The Student Room Group
implicit differentiation (with chain and product rule):

diff wrt x:
1y + x(dy/dx) = 2e^(2x) + 2(dy/dx)e^(2y)

rearrange for dy/dx

y-2e^(2x) = 2e^(2y)(dy/dx) - x(dy/dx)
dy/dx = (y-2e^(2x))/(2e^(2y) - x)
Reply 2
Thank you very much.

I think in your solution one of the y's turned into an x.

The final answer is (by the book) (y - 2e^(2x))/(2e^(2y) - x).

Also: could you explain exactly how you got the "2(dy/dx)e^(2y)" bit in your first line.

I know it is differentiating implicitly and you have to do something with ln but I am not sure how it goes.
Ah yes sorry, will edit post!

As long as you understood the applications of implicit, chain and product rules, which is the most important thing :wink:
samdavyson
Thank you very much.

I think in your solution one of the y's turned into an x.

The final answer is (by the book) (y - 2e^(2x))/(2e^(2y) - x).

Also: could you explain exactly how you got the "2(dy/dx)e^(2y)" bit in your first line.

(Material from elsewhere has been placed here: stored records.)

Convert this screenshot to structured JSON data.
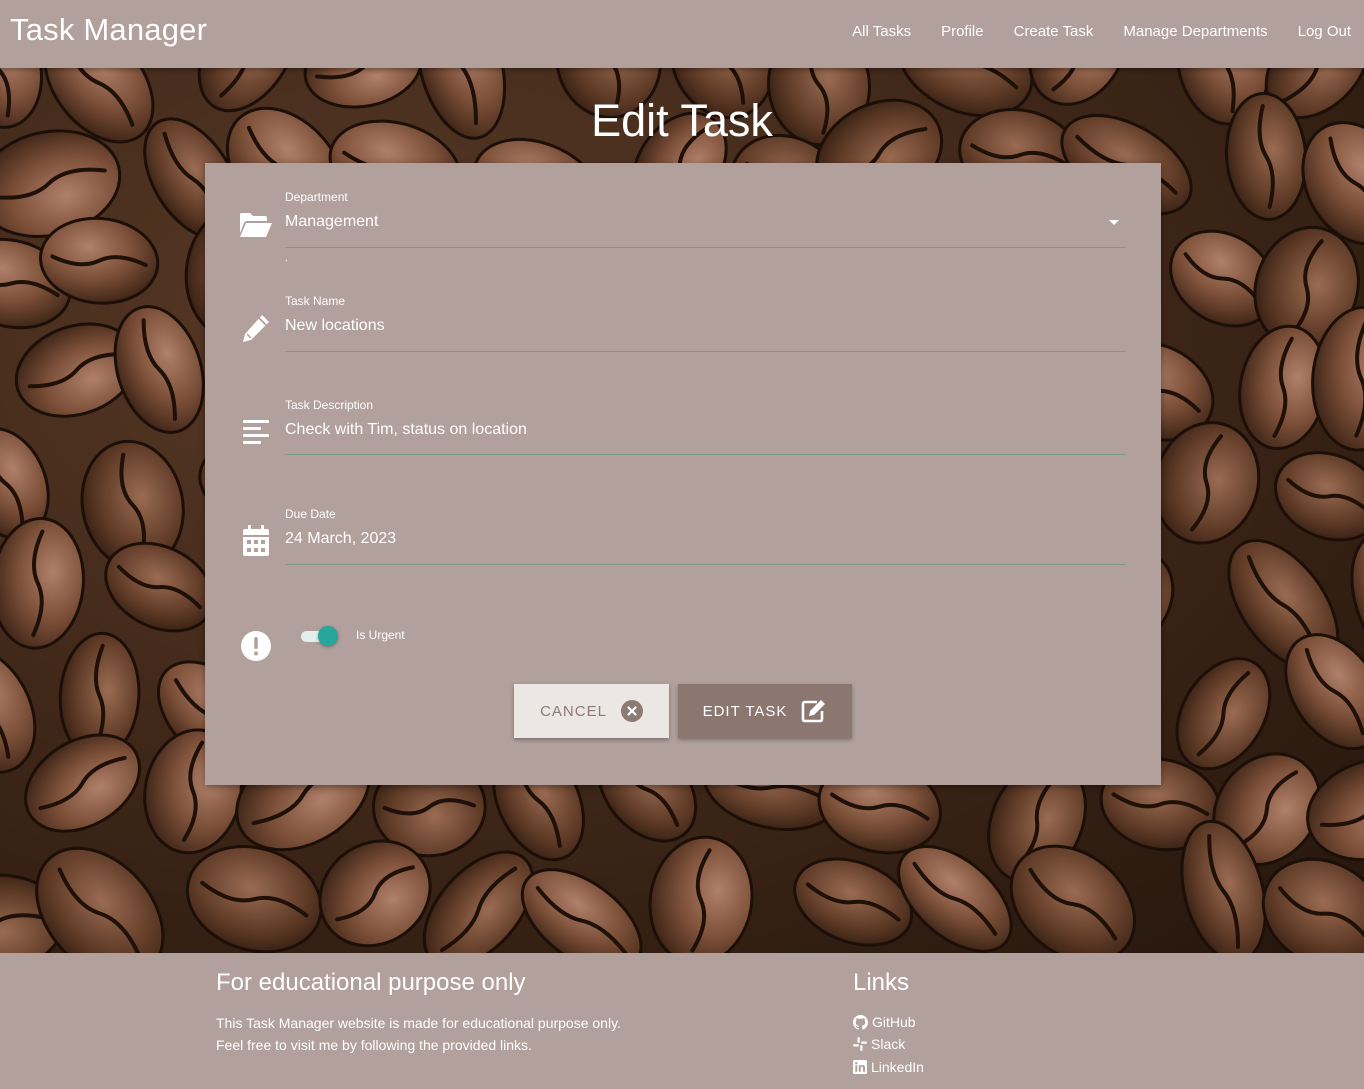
{
  "app": {
    "brand": "Task Manager"
  },
  "nav": {
    "links": [
      "All Tasks",
      "Profile",
      "Create Task",
      "Manage Departments",
      "Log Out"
    ]
  },
  "page": {
    "title": "Edit Task"
  },
  "form": {
    "department": {
      "label": "Department",
      "value": "Management",
      "hint": "."
    },
    "task_name": {
      "label": "Task Name",
      "value": "New locations"
    },
    "task_description": {
      "label": "Task Description",
      "value": "Check with Tim, status on location"
    },
    "due_date": {
      "label": "Due Date",
      "value": "24 March, 2023"
    },
    "is_urgent": {
      "label": "Is Urgent",
      "checked": true
    },
    "cancel_label": "CANCEL",
    "submit_label": "EDIT TASK"
  },
  "icons": {
    "department": "folder-open-icon",
    "task_name": "pencil-icon",
    "task_description": "align-left-icon",
    "due_date": "calendar-icon",
    "is_urgent": "exclamation-circle-icon",
    "cancel": "times-circle-icon",
    "submit": "edit-icon"
  },
  "colors": {
    "primary": "#b1a09b",
    "accent": "#26a69a",
    "submit": "#8c7670",
    "cancel_bg": "#ece7e4"
  },
  "footer": {
    "about_title": "For educational purpose only",
    "about_line1": "This Task Manager website is made for educational purpose only.",
    "about_line2": "Feel free to visit me by following the provided links.",
    "links_title": "Links",
    "links": [
      "GitHub",
      "Slack",
      "LinkedIn"
    ]
  }
}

I know it is differentiating implicitly and you have to do something with ln but I am not sure how it goes.

let v = e^(2y)
v = e^u
dv/du = e^u
u = 2y
du/dx = 2(dy/dx)

chain rule:
dv/dx = (dv/du)(du/dx)
dv/dx = e^u . 2(dy/dx)
dv/dx = 2e^(2y) (dy/dx)
Reply 5
endeavour
let v = e^(2y)
v = e^u
dv/du = e^u
u = 2y
du/dx = 2(dy/dx)

chain rule:
dv/dx = (dv/du)(du/dx)
dv/dx = e^u . 2(dy/dx)
dv/dx = 2e^(2y) (dy/dx)


Bloody hell!

You did all of that in one step! I have got some practice to do.

Thank you very much, I am getting the general idea: if it looks hard substitute.